This collaborative arts research project compares the landmark discovery of the Staffordshire Hoard, the largest hoard of Anglo-Saxon gold and silver metalwork discovered in 2009, with an imagined hoard from present day pre-adolescent girls. The collaborators constructed a subterranean installation, generated speculative historical documents, collected and embellished social networking “artifacts,” and photographed the entire process. In addition to dealing with the notion of a medieval hoard as a signifier of a medieval warrior as both hero and anti-hero, this artbook, or work of futurist archaeology, addresses contemporary issues relating to gender, youth culture, bullying, adolescent development, iconicity, status symbols, and additional contemporary tween issues.
The fabricated hoard presented here is comprised of the trappings of current “tween” girl culture — for example, cell phones decorated with hot pink crystals, necklaces with twinkling pendants, personalized/defaced dolls, and religious objects. As our future archeologists study these and other objects, the greater context of bullying emerges: the hoard objects were stolen from one group of tween girls by another. This project suggests a reconceptualization of treasure, the acts of hoarding and archiving, and the visual cultures of both tween girls and medieval warriors.
Bloodshed and intense physicality marked the medieval warrior’s existence. Weaponry was not just a medieval necessity but also a status symbol. Young girls impose just as much meaning to their specific visual culture, and though they do not (always) rely on physical violence, the act of bullying can be just as devastating. The question of how we deal with violence associated with historical, and gendered, objects is central to this project, which also confronts the form of the traditional collection of scholarly essays with the intense visuality of an artist book. The photographs and graphic design of this volume are just as important as the content of the essays themselves.
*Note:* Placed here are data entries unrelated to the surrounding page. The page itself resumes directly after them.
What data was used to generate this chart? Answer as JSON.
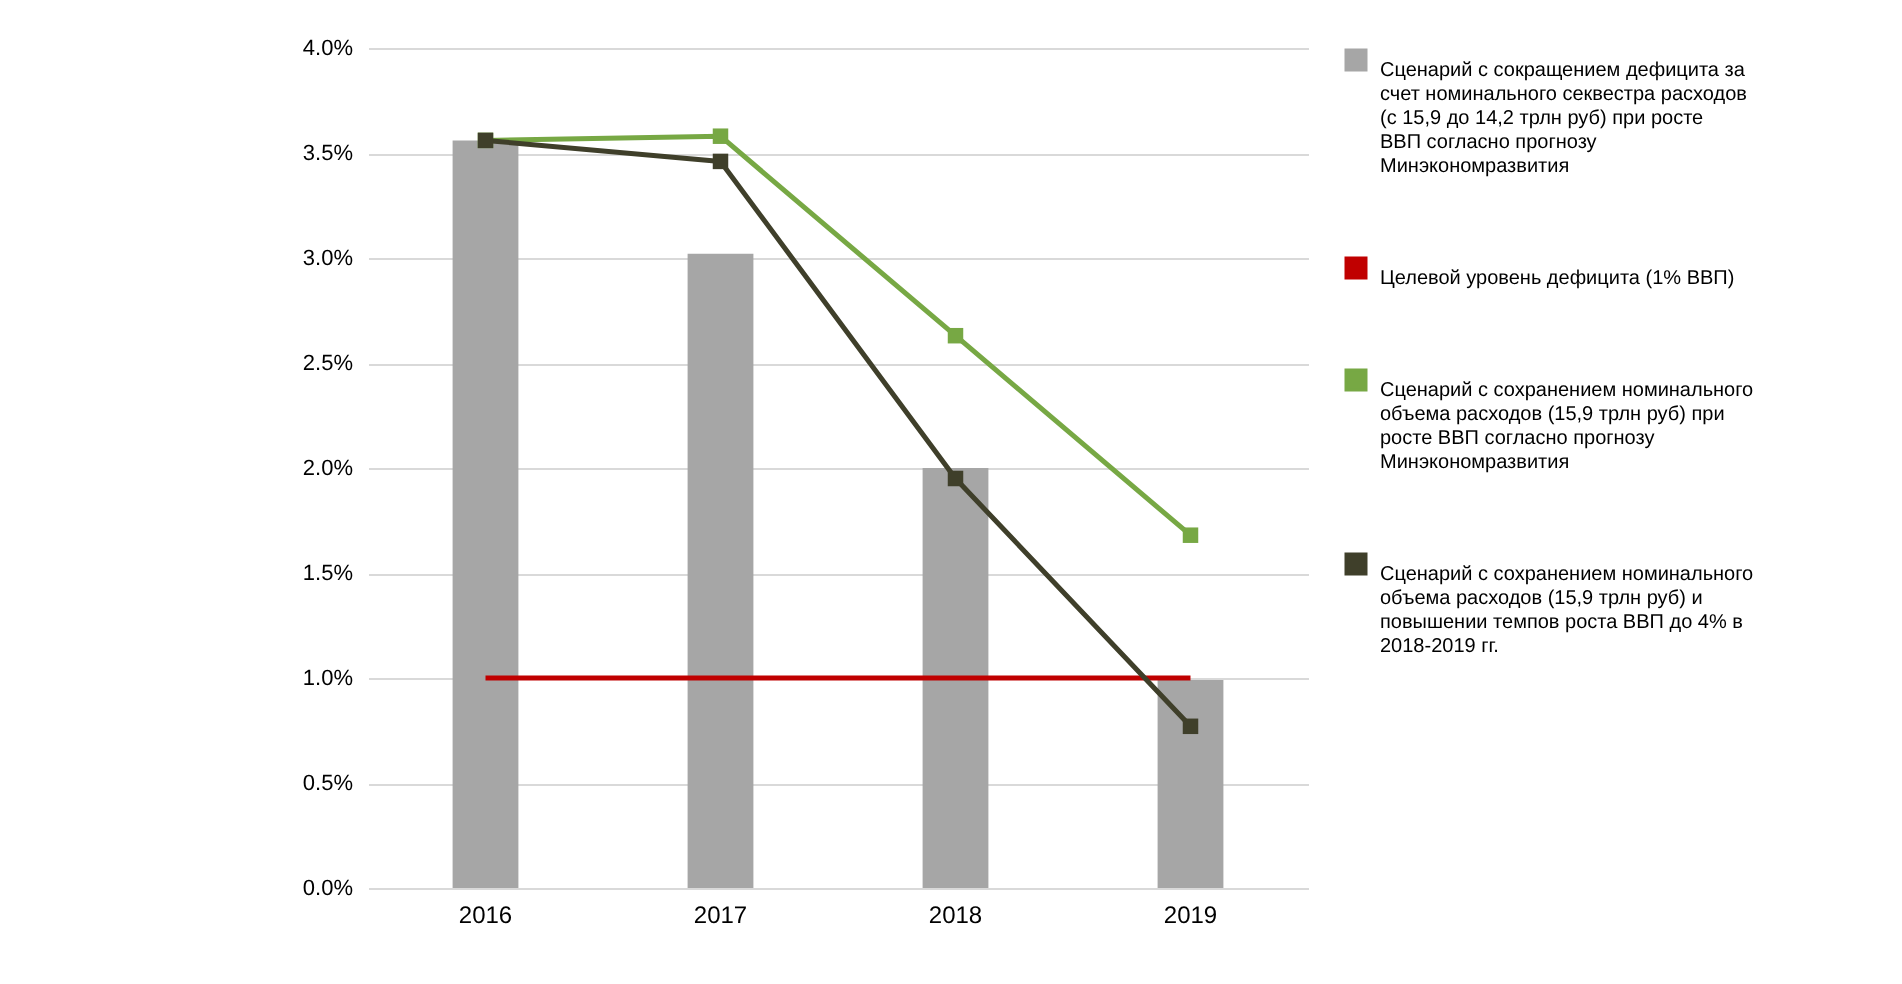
{
  "chart_data": {
    "type": "bar",
    "categories": [
      "2016",
      "2017",
      "2018",
      "2019"
    ],
    "series": [
      {
        "name": "Сценарий с сокращением дефицита за счет номинального секвестра расходов (с 15,9 до 14,2 трлн руб) при росте ВВП согласно прогнозу Минэкономразвития",
        "color": "#a6a6a6",
        "values": [
          3.56,
          3.02,
          2.0,
          0.99
        ]
      },
      {
        "type": "line",
        "marker": "none",
        "name": "Целевой уровень дефицита (1% ВВП)",
        "color": "#c00000",
        "values": [
          1,
          1,
          1,
          1
        ]
      },
      {
        "type": "line",
        "marker": "square",
        "name": "Сценарий с сохранением номинального объема расходов (15,9 трлн руб) при росте ВВП согласно прогнозу Минэкономразвития",
        "color": "#77a844",
        "values": [
          3.56,
          3.58,
          2.63,
          1.68
        ]
      },
      {
        "type": "line",
        "marker": "square",
        "name": "Сценарий с сохранением номинального объема расходов (15,9 трлн руб) и повышении темпов роста ВВП до 4% в 2018-2019 гг.",
        "color": "#3f3f2a",
        "values": [
          3.56,
          3.46,
          1.95,
          0.77
        ]
      }
    ],
    "ylim": [
      0,
      4
    ],
    "yticks": [
      {
        "value": 0,
        "label": "0.0%"
      },
      {
        "value": 0.5,
        "label": "0.5%"
      },
      {
        "value": 1,
        "label": "1.0%"
      },
      {
        "value": 1.5,
        "label": "1.5%"
      },
      {
        "value": 2,
        "label": "2.0%"
      },
      {
        "value": 2.5,
        "label": "2.5%"
      },
      {
        "value": 3,
        "label": "3.0%"
      },
      {
        "value": 3.5,
        "label": "3.5%"
      },
      {
        "value": 4,
        "label": "4.0%"
      }
    ],
    "grid": "y",
    "legend": "right"
  }
}
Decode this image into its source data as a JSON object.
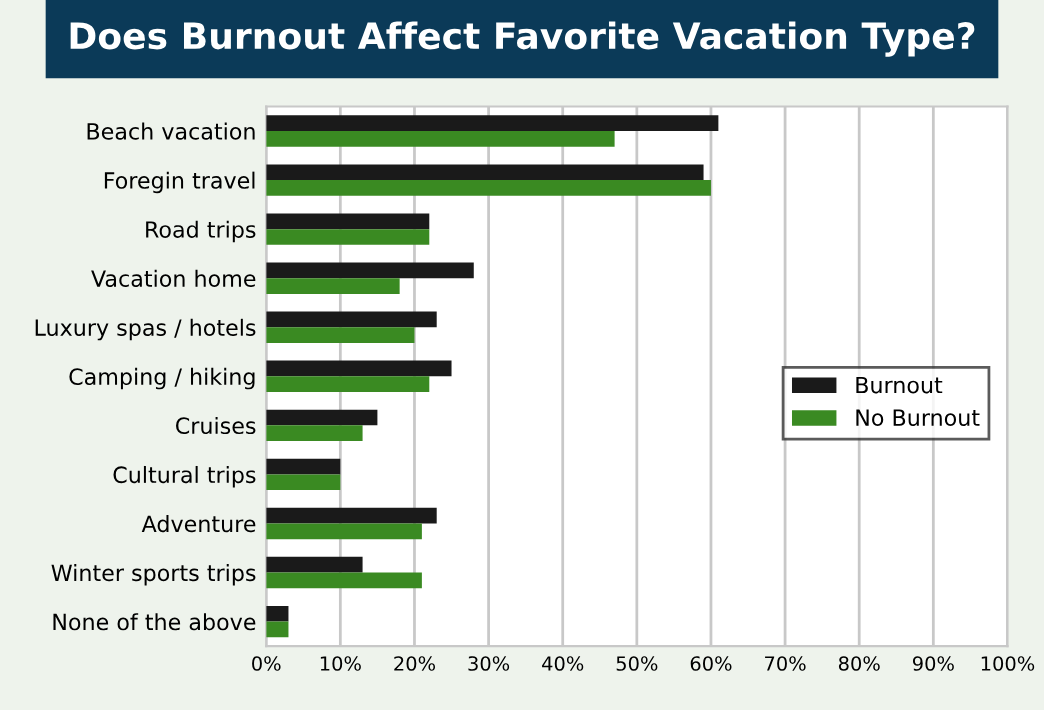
{
  "chart_data": {
    "type": "bar",
    "orientation": "horizontal",
    "title": "Does Burnout Affect Favorite Vacation Type?",
    "categories": [
      "Beach vacation",
      "Foregin travel",
      "Road trips",
      "Vacation home",
      "Luxury spas / hotels",
      "Camping / hiking",
      "Cruises",
      "Cultural trips",
      "Adventure",
      "Winter sports trips",
      "None of the above"
    ],
    "series": [
      {
        "name": "Burnout",
        "color": "#1a1a1a",
        "values": [
          61,
          59,
          22,
          28,
          23,
          25,
          15,
          10,
          23,
          13,
          3
        ]
      },
      {
        "name": "No Burnout",
        "color": "#3a8a22",
        "values": [
          47,
          60,
          22,
          18,
          20,
          22,
          13,
          10,
          21,
          21,
          3
        ]
      }
    ],
    "xlim": [
      0,
      100
    ],
    "xticks": [
      {
        "value": 0,
        "label": "0%"
      },
      {
        "value": 10,
        "label": "10%"
      },
      {
        "value": 20,
        "label": "20%"
      },
      {
        "value": 30,
        "label": "30%"
      },
      {
        "value": 40,
        "label": "40%"
      },
      {
        "value": 50,
        "label": "50%"
      },
      {
        "value": 60,
        "label": "60%"
      },
      {
        "value": 70,
        "label": "70%"
      },
      {
        "value": 80,
        "label": "80%"
      },
      {
        "value": 90,
        "label": "90%"
      },
      {
        "value": 100,
        "label": "100%"
      }
    ],
    "grid": "x",
    "legend": "right"
  }
}
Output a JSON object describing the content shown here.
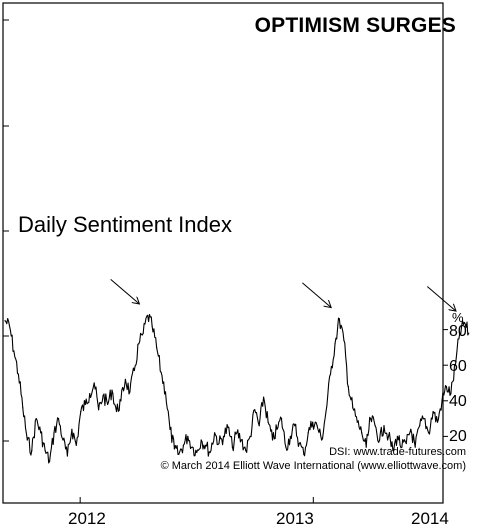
{
  "chart_data": {
    "type": "line",
    "title": "OPTIMISM SURGES",
    "subtitle": "Daily Sentiment Index",
    "y_unit": "%",
    "y_ticks": [
      20,
      40,
      60,
      80
    ],
    "ylim": [
      0,
      100
    ],
    "x_ticks": [
      "2012",
      "2013",
      "2014"
    ],
    "credits": [
      "DSI: www.trade-futures.com",
      "© March 2014 Elliott Wave International (www.elliottwave.com)"
    ],
    "series": [
      {
        "points": [
          [
            "2011-09-05",
            85
          ],
          [
            "2011-09-12",
            82
          ],
          [
            "2011-09-19",
            68
          ],
          [
            "2011-09-26",
            55
          ],
          [
            "2011-10-03",
            36
          ],
          [
            "2011-10-10",
            18
          ],
          [
            "2011-10-17",
            12
          ],
          [
            "2011-10-24",
            30
          ],
          [
            "2011-10-31",
            22
          ],
          [
            "2011-11-07",
            12
          ],
          [
            "2011-11-14",
            6
          ],
          [
            "2011-11-21",
            22
          ],
          [
            "2011-11-28",
            30
          ],
          [
            "2011-12-05",
            18
          ],
          [
            "2011-12-12",
            9
          ],
          [
            "2011-12-19",
            24
          ],
          [
            "2011-12-26",
            15
          ],
          [
            "2012-01-02",
            34
          ],
          [
            "2012-01-09",
            38
          ],
          [
            "2012-01-16",
            44
          ],
          [
            "2012-01-23",
            50
          ],
          [
            "2012-01-30",
            35
          ],
          [
            "2012-02-06",
            43
          ],
          [
            "2012-02-13",
            38
          ],
          [
            "2012-02-20",
            46
          ],
          [
            "2012-02-27",
            34
          ],
          [
            "2012-03-05",
            40
          ],
          [
            "2012-03-12",
            52
          ],
          [
            "2012-03-19",
            45
          ],
          [
            "2012-03-26",
            57
          ],
          [
            "2012-04-02",
            72
          ],
          [
            "2012-04-09",
            78
          ],
          [
            "2012-04-16",
            88
          ],
          [
            "2012-04-23",
            82
          ],
          [
            "2012-04-30",
            70
          ],
          [
            "2012-05-07",
            56
          ],
          [
            "2012-05-14",
            45
          ],
          [
            "2012-05-21",
            24
          ],
          [
            "2012-05-28",
            13
          ],
          [
            "2012-06-04",
            10
          ],
          [
            "2012-06-11",
            15
          ],
          [
            "2012-06-18",
            20
          ],
          [
            "2012-06-25",
            14
          ],
          [
            "2012-07-02",
            11
          ],
          [
            "2012-07-09",
            18
          ],
          [
            "2012-07-16",
            15
          ],
          [
            "2012-07-23",
            11
          ],
          [
            "2012-07-30",
            22
          ],
          [
            "2012-08-06",
            16
          ],
          [
            "2012-08-13",
            20
          ],
          [
            "2012-08-20",
            25
          ],
          [
            "2012-08-27",
            14
          ],
          [
            "2012-09-03",
            22
          ],
          [
            "2012-09-10",
            18
          ],
          [
            "2012-09-17",
            12
          ],
          [
            "2012-09-24",
            20
          ],
          [
            "2012-10-01",
            35
          ],
          [
            "2012-10-08",
            26
          ],
          [
            "2012-10-15",
            42
          ],
          [
            "2012-10-22",
            28
          ],
          [
            "2012-10-29",
            18
          ],
          [
            "2012-11-05",
            24
          ],
          [
            "2012-11-12",
            30
          ],
          [
            "2012-11-19",
            14
          ],
          [
            "2012-11-26",
            20
          ],
          [
            "2012-12-03",
            26
          ],
          [
            "2012-12-10",
            16
          ],
          [
            "2012-12-17",
            10
          ],
          [
            "2012-12-24",
            22
          ],
          [
            "2012-12-31",
            28
          ],
          [
            "2013-01-07",
            26
          ],
          [
            "2013-01-14",
            18
          ],
          [
            "2013-01-21",
            34
          ],
          [
            "2013-01-28",
            55
          ],
          [
            "2013-02-04",
            72
          ],
          [
            "2013-02-11",
            86
          ],
          [
            "2013-02-18",
            74
          ],
          [
            "2013-02-25",
            48
          ],
          [
            "2013-03-04",
            36
          ],
          [
            "2013-03-11",
            28
          ],
          [
            "2013-03-18",
            22
          ],
          [
            "2013-03-25",
            14
          ],
          [
            "2013-04-01",
            30
          ],
          [
            "2013-04-08",
            26
          ],
          [
            "2013-04-15",
            18
          ],
          [
            "2013-04-22",
            26
          ],
          [
            "2013-04-29",
            20
          ],
          [
            "2013-05-06",
            12
          ],
          [
            "2013-05-13",
            20
          ],
          [
            "2013-05-20",
            14
          ],
          [
            "2013-05-27",
            16
          ],
          [
            "2013-06-03",
            24
          ],
          [
            "2013-06-10",
            14
          ],
          [
            "2013-06-17",
            26
          ],
          [
            "2013-06-24",
            30
          ],
          [
            "2013-07-01",
            22
          ],
          [
            "2013-07-08",
            34
          ],
          [
            "2013-07-15",
            28
          ],
          [
            "2013-07-22",
            40
          ],
          [
            "2013-07-29",
            48
          ],
          [
            "2013-08-05",
            44
          ],
          [
            "2013-08-12",
            60
          ],
          [
            "2013-08-19",
            78
          ],
          [
            "2013-08-26",
            84
          ],
          [
            "2013-09-02",
            78
          ]
        ]
      }
    ],
    "annotations": [
      {
        "type": "arrow",
        "points_to": "2012-04-16"
      },
      {
        "type": "arrow",
        "points_to": "2013-02-11"
      },
      {
        "type": "arrow",
        "points_to": "2013-08-26"
      }
    ]
  }
}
This volume depends on the fruitful collisions between the “scholarly” and “creative” processes. Even the tone of the writing showcased here intentionally travels from fictional accounts to academic scholarship to personal accounts of bullying.
The South Station Hoard depends on such disciplinary fusion, intentionally mixing it up with medieval studies, art history, gender studies, art education, and photography, while also being aimed at various groups of students as well as experts in various fields. Because of the seemingly ubiquitous presence of bullies in all arenas of young adult life, and beyond, it is hoped that this volume will be useful for educators, counselors, and mentors of both young girls and boys.